Navigating the AFM’s Light Regime: What are the key requirements?
In 2024, the Dutch Authority for the Financial Markets (AFM) held discussions with investment managers operating under the AIFMD Light Regime. As a result, the AFM discovered that some of these managers were not fully meeting regulatory requirements. This prompted them to release guidance to clarify their expectations.
What were the AFM’s clarifications?
According to the AIFMD framework, light regime managers must first submit an annual report containing information about the instruments in which they invest as well as their fund’s risk profiles. Providing accurate and timely information is crucial because it enables the AFM to monitor risks across the financial system effectively.
Another key takeaway is the type of investors these managers serve. They must indicate whether the fund is offered to professional investors—such as banks, investment firms, pension funds and large companies—or retail investors, including natural persons or small businesses. Additional requirements apply when making investment offerings to retail investors to ensure their protection. For example, managers must prepare and provide a Key Information Document (KID) to potential investors, outlining the fund’s strategy, risks, costs and intended returns.
If a light manager offers a fund to fewer than 150 retail investors, the offer must be directed at a very specific, limited group. This requirement refers to the number of people who receive the offer, not the number who participate. Managers must also demonstrate compliance with this guideline.
Additionally, even though light managers don’t have a full licence, they must adhere to all relevant obligations under the Dutch Anti-Money Laundering and Anti-Terrorist Financing Act (Wwft) and the Sanctions Act 1977 (Sw). This requires having robust policies appropriate to the size and nature of the investment institution. Managers must implement these policies based on their unique risk profiles.
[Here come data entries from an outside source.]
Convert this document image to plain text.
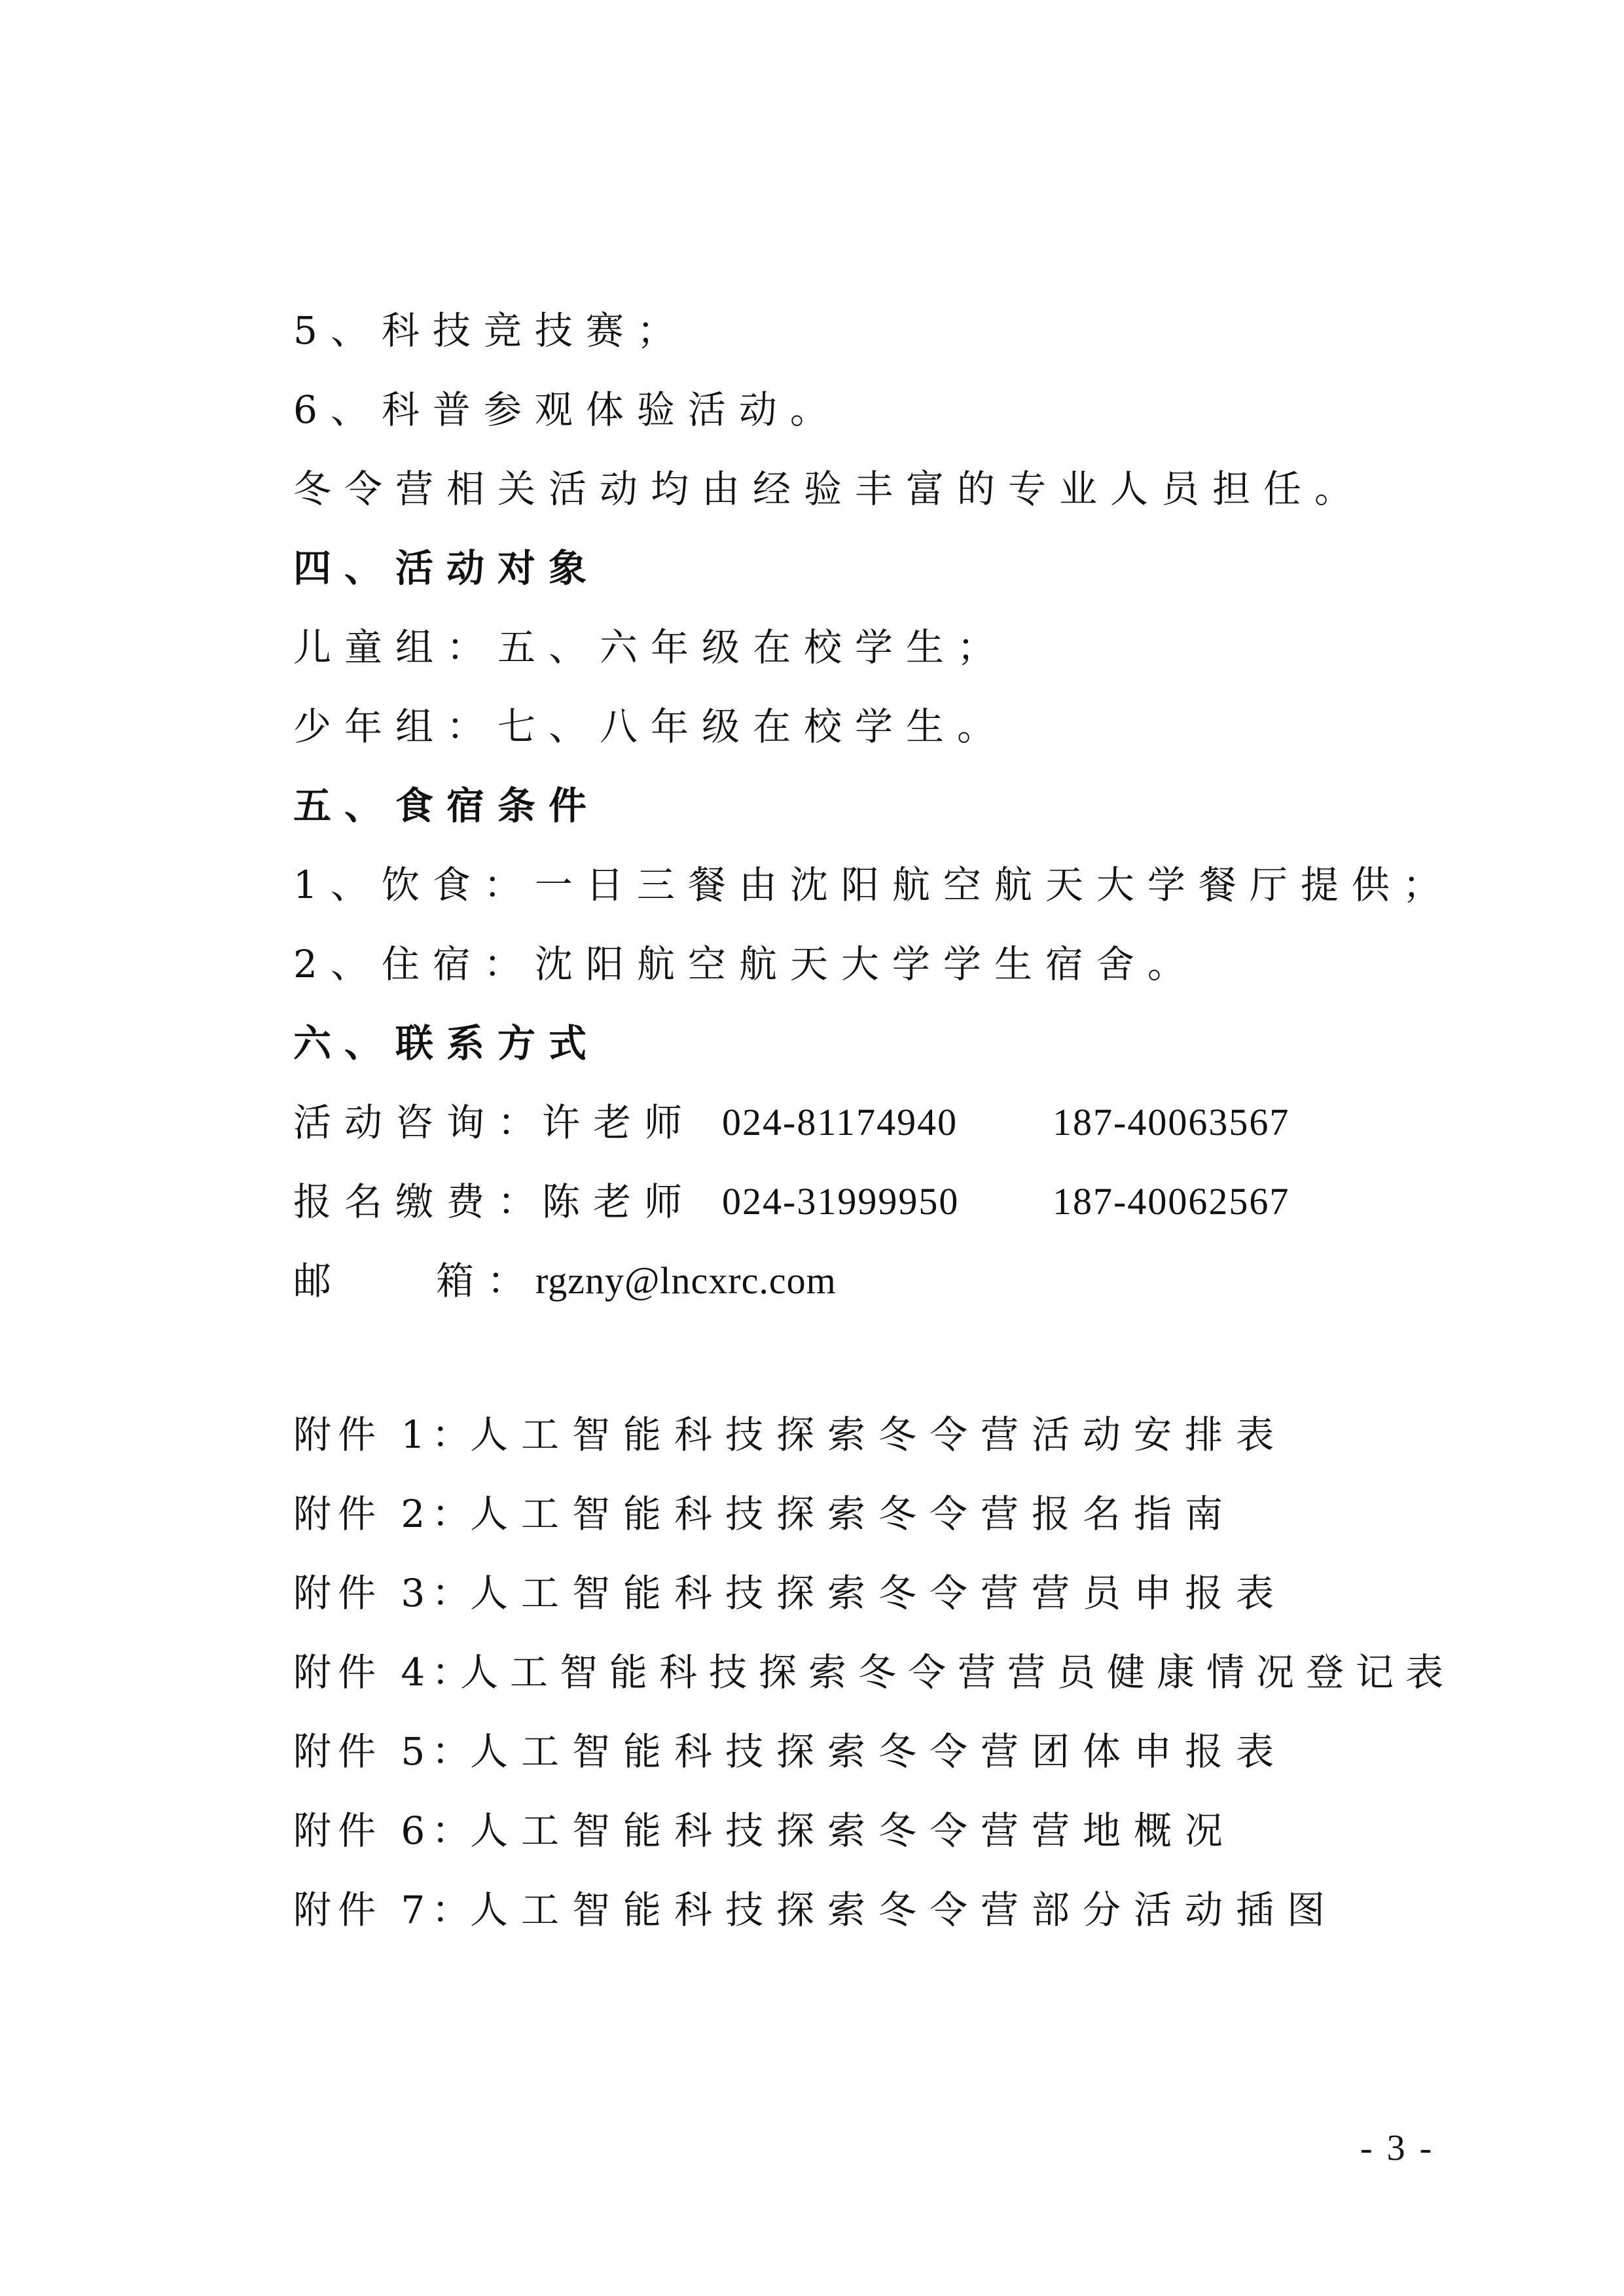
5、科技竞技赛；
6、科普参观体验活动。
冬令营相关活动均由经验丰富的专业人员担任。
四、活动对象
儿童组：五、六年级在校学生；
少年组：七、八年级在校学生。
五、食宿条件
1、饮食：一日三餐由沈阳航空航天大学餐厅提供；
2、住宿：沈阳航空航天大学学生宿舍。
六、联系方式

活动咨询：

许老师

024-81174940

187-40063567

报名缴费：

陈老师

024-31999950

187-40062567

邮

箱：

rgzny@lncxrc.com

附件 1：

人工智能科技探索冬令营活动安排表

附件 2：

人工智能科技探索冬令营报名指南

附件 3：

人工智能科技探索冬令营营员申报表

附件 4：

人工智能科技探索冬令营营员健康情况登记表

附件 5：

人工智能科技探索冬令营团体申报表

附件 6：

人工智能科技探索冬令营营地概况

附件 7：

人工智能科技探索冬令营部分活动插图

- 3 -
Even when responsibilities are outsourced to third-party service providers, the AFM expects light managers to remain fully accountable. They must regularly check whether they are still eligible for the light regime and immediately notify the AFM of any changes to their investment strategy or the funds they’re managing.
Lastly, in the event of the inactivity of the manager or any of their funds, they must formally deregister with the AFM. The process must include providing a written explanation for the fund’s closure and confirming there are no outstanding liabilities toward investors or creditors.